すなおじゃない / 五条

日中でも趣のある高専の建物は陽が落ちるとそれはそれは恐ろしい存在感を放つ。高専在籍時から苦手であったが今に至るまでこの恐怖心を払拭できていない。不気味すぎる、一刻も早く帰りたい。

高専OGであるが私は術師ではない。補助監督にしかなれなかったのだ、理由は上記から察して欲しい。
脳内が帰りたいで埋め尽くされている私が何故ここにいるかというと原因は五条さんである。


「もう帰りたい…」

そう呟いて使い古された机に伏せた。
五条さんになすりつけられた始末書は先程から一行も進んでいない。事の顛末を全く知らないからだ。そして本人は任務中なので聞くこともできない。
本日提出期限だと帰り支度をしているときに言われ任務が終わるまでに作成し高専内で待て、との指示を愚直に守っている。


「お待たせ」
「うわぁぁぁぁぁあ!!!」

うるさ、と耳を塞ぐこの人は昔からこのように私に嫌がらせをしてはご機嫌になっていた。いじめられていると思ったことはないが出来ればもう少し優しくして欲しいというのが本音だ。

「五条さん!気配を消して突然現れないでください!」

心臓が口から出るかと思った、と付け足すと五条さんは嬉しそうにニカっと白い歯をのぞかせた。

「なまえ、まだここ怖いの?」
「怖いですめちゃくちゃ本当に早く帰りたいです」

早口で捲し立てたからなのか五条さんは何も言い返してこなかった。普段から見上げているが椅子に座った状態だとより首が痛い。アイマスクを外した絢爛豪華な素顔がうす暗い部屋と逆光でよく見えないのが残念だ。

「先輩?」

恐らく私の顔を見ているであろうこの人は呼びかけにも応じないので何を考えているか分からない。――おちゃらけている普段もよくわからないが。

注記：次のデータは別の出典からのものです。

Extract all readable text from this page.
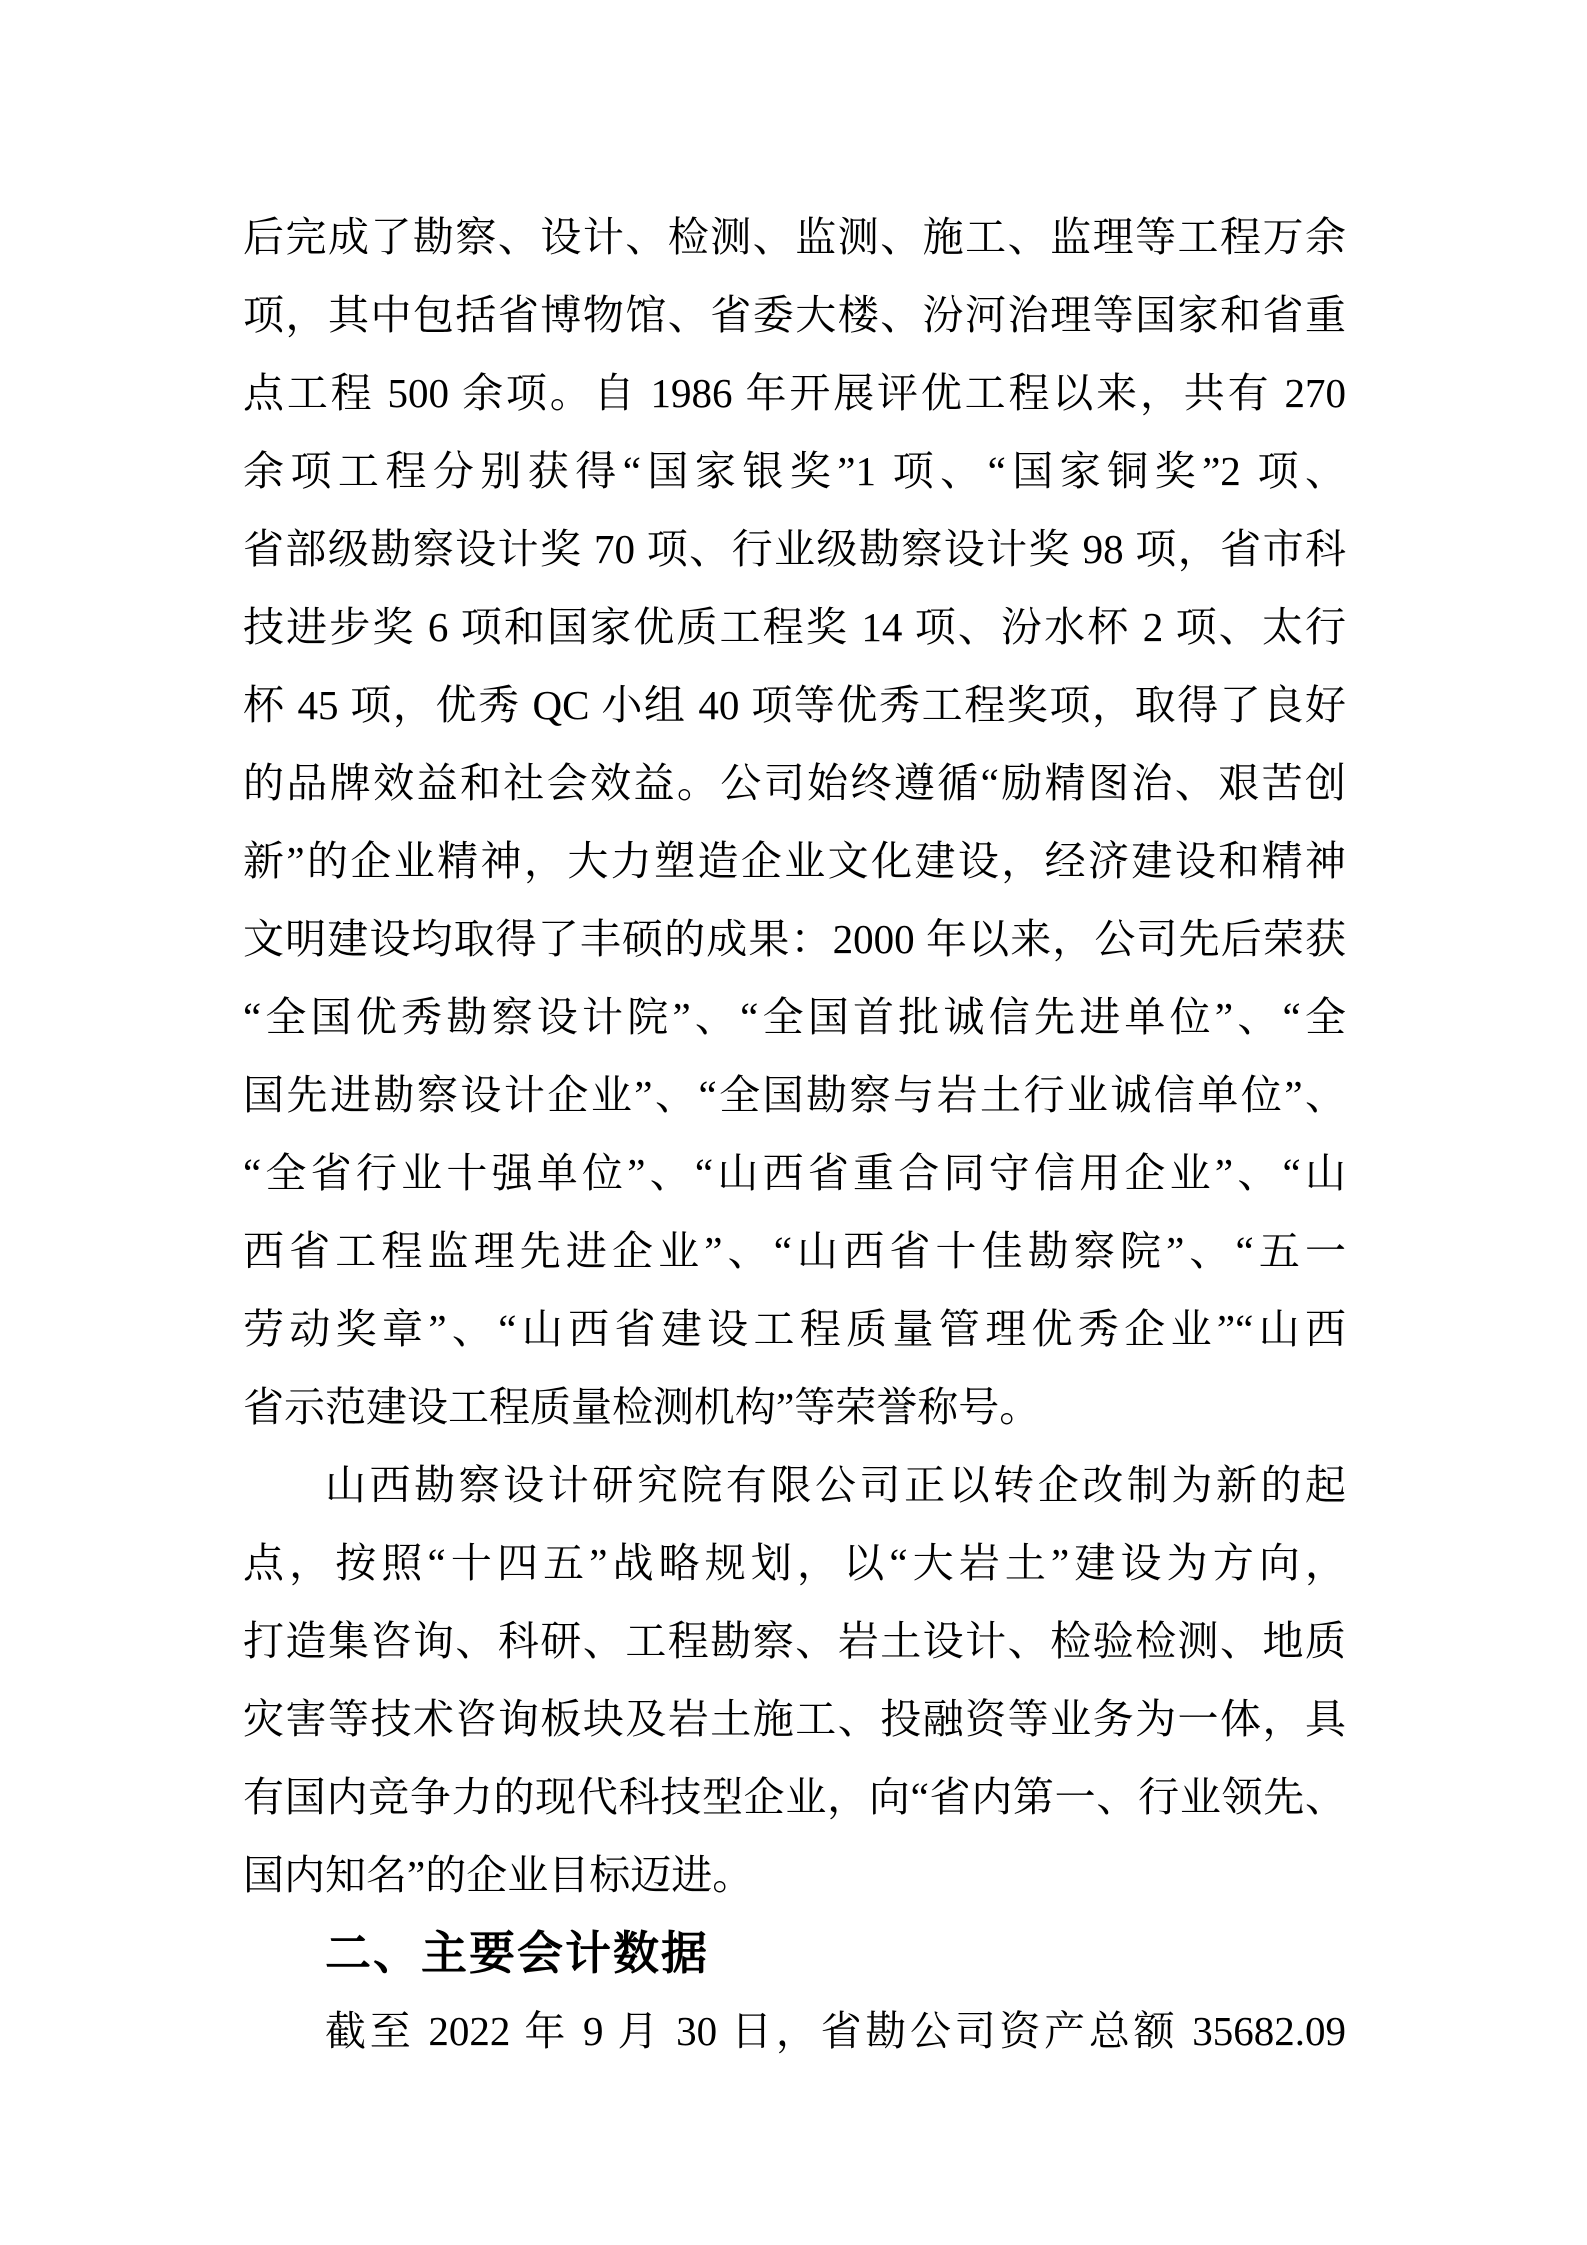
后完成了勘察、设计、检测、监测、施工、监理等工程万余
项，其中包括省博物馆、省委大楼、汾河治理等国家和省重
点工程 500 余项。自 1986 年开展评优工程以来，共有 270
余项工程分别获得“国家银奖”1 项、“国家铜奖”2 项、
省部级勘察设计奖 70 项、行业级勘察设计奖 98 项，省市科
技进步奖 6 项和国家优质工程奖 14 项、汾水杯 2 项、太行
杯 45 项，优秀 QC 小组 40 项等优秀工程奖项，取得了良好
的品牌效益和社会效益。公司始终遵循“励精图治、艰苦创
新”的企业精神，大力塑造企业文化建设，经济建设和精神
文明建设均取得了丰硕的成果：2000 年以来，公司先后荣获
“全国优秀勘察设计院”、“全国首批诚信先进单位”、“全
国先进勘察设计企业”、“全国勘察与岩土行业诚信单位”、
“全省行业十强单位”、“山西省重合同守信用企业”、“山
西省工程监理先进企业”、“山西省十佳勘察院”、“五一
劳动奖章”、“山西省建设工程质量管理优秀企业”“山西
省示范建设工程质量检测机构”等荣誉称号。
山西勘察设计研究院有限公司正以转企改制为新的起
点，按照“十四五”战略规划，以“大岩土”建设为方向，
打造集咨询、科研、工程勘察、岩土设计、检验检测、地质
灾害等技术咨询板块及岩土施工、投融资等业务为一体，具
有国内竞争力的现代科技型企业，向“省内第一、行业领先、
国内知名”的企业目标迈进。
二、主要会计数据
截至 2022 年 9 月 30 日，省勘公司资产总额 35682.09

勢いよく伸びてきた手に反射で目を閉じると少し冷たい指が目尻に触れた。
ドカリと音を立てて向かいの椅子に座った五条さんはその綺麗な顔を歪ませ不快感を前面に出してきた。

「こんな仕事早く辞めろって言っただろ」
「…向いてないとは思いますが辞めたくないです」

最近は滅多に言われなかったが昔は顔を合わせる度に言われていたことだ。それを言われると毎回私はこう返す。いつもの流れだ。

「人の役に立ちたいんです」
「なまえは俺だけの役に立てばいいじゃん」

…この返答はいつもとは違う。
唇をとがらせた目の前の美丈夫は今の軽薄そうな五条さんではなく私がよく知る五条先輩だと感じて懐かしくなった。

「私は先輩の力にはなれないと思うんですが…」
「…っはぁ。これ出してくるから一緒に帰るぞ」

先輩は心底呆れたと言わんばかりに大きなため息をついて立ち上がった。ひらひらと掲げた紙は私がもじゃもじゃを書いたものとは別だった。